Single by Midnight Oil featuring Jessica Mauboy and Tasman Keith

from the album The Makarrata Project
- Released: 25 September 2020
- Recorded: 2019
- Length: 4:51
- Label: Sony Music Australia
- Songwriter(s): Robert Hirst, Tasman Keith
- Producer(s): Warne Livesey

Midnight Oil singles chronology
| "Gadigal Land" (2020) | "First Nation" (2020) | "Rising Seas" (2021) |

Jessica Mauboy singles chronology
| "Butterfly" (2020) | "First Nation" (2020) | "Glow" (2021) |

Tasman Keith singles chronology
| "64 Bars" (2020) | "First Nation" (2020) | "No Country" (2020) |

= First Nation (song) =

2020 single by Midnight Oil featuring Jessica Mauboy and Tasman Keith)

"First Nation" is a song by Australian rock band Midnight Oil featuring Jessica Mauboy and Tasman Keith. The song was released on 25 September 2020 as the second single from the band's twelfth studio album The Makarrata Project; a themed mini-album of collaborations with Indigenous artists.

At the 2021 ARIA Music Awards, the Robert Hambling directed video was nominated for Best Video.

At the APRA Music Awards of 2022, the song was nominated for Song of the Year.

==Background and recording==
Tasman Keith said Midnight Oil contacted him and asking to contribute to the album, which Keith described as "a surreal moment". Keith said "the first song they had in mind for me, I wasn't sure about it, I couldn't see myself adding to it, so they played me a few other songs, when I heard 'First Nation', I knew it was the one." Keith felt connected to the song and wrote his own verse, putting his own touch on the tune, which made the final version. Keith said it was only once he was in the studio that someone told him that Jessica Mauboy was also contributing vocals to the song as well with Keith confessing "It was a while before I processed it all, I was too busy working to get star struck, but a few weeks later, it hit me, I have a song with Jess Mauboy and Midnight Oil."

Jessica Mauboy told National Indigenous Times she was "pinching herself the entire time they were recording", and she felt "a deep connection to the track". Mauboy said "This is such a signature for Midnight Oil. This is their identity. The lyrics are so proper true, tears started rolling out my eyes when I heard it and I looked at Peter and he started crying.

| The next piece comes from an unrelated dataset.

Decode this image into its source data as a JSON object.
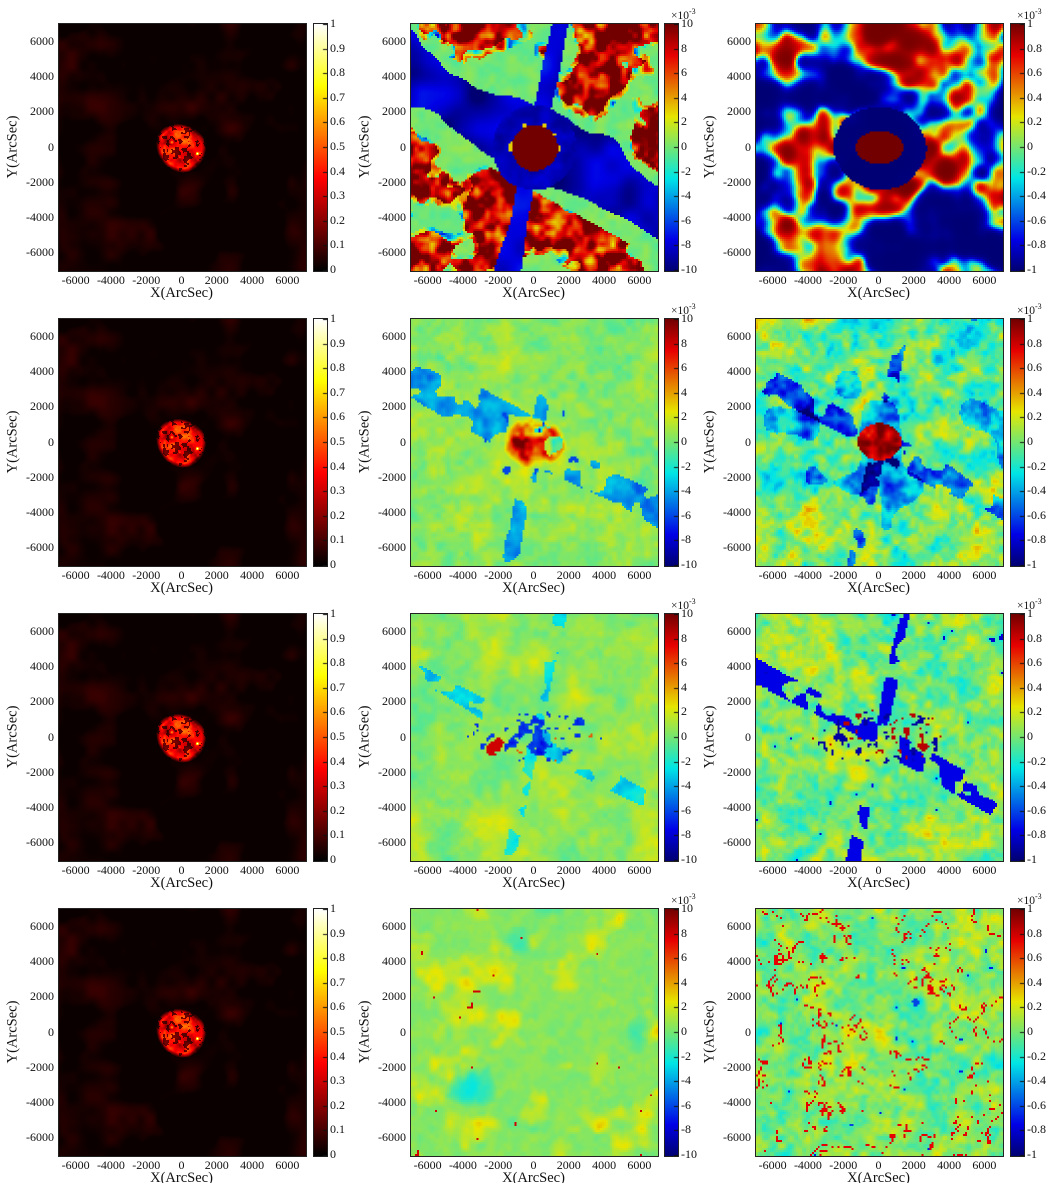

It was the first time falling in love with it … when I got an MP3 file I was playing it non-stop."

==Live performances==
The group performed the song on The Sound on 1 November 2020.

==Critical reception==
In an album review, Bernard Zuel from The Guardian described the song as having "tense-but-rhythmic groove" and believed it echoed their 1987 single "Put Down That Weapon".

Also in an album review, Timothy Monger from AllMusic said "The powerful opener (First Nation) weaves its collaborators seamlessly into Midnight Oil's wiry guitar attack with pop singer Jessica Mauboy and rapper Tasman Keith adding some youthful fire into the mix."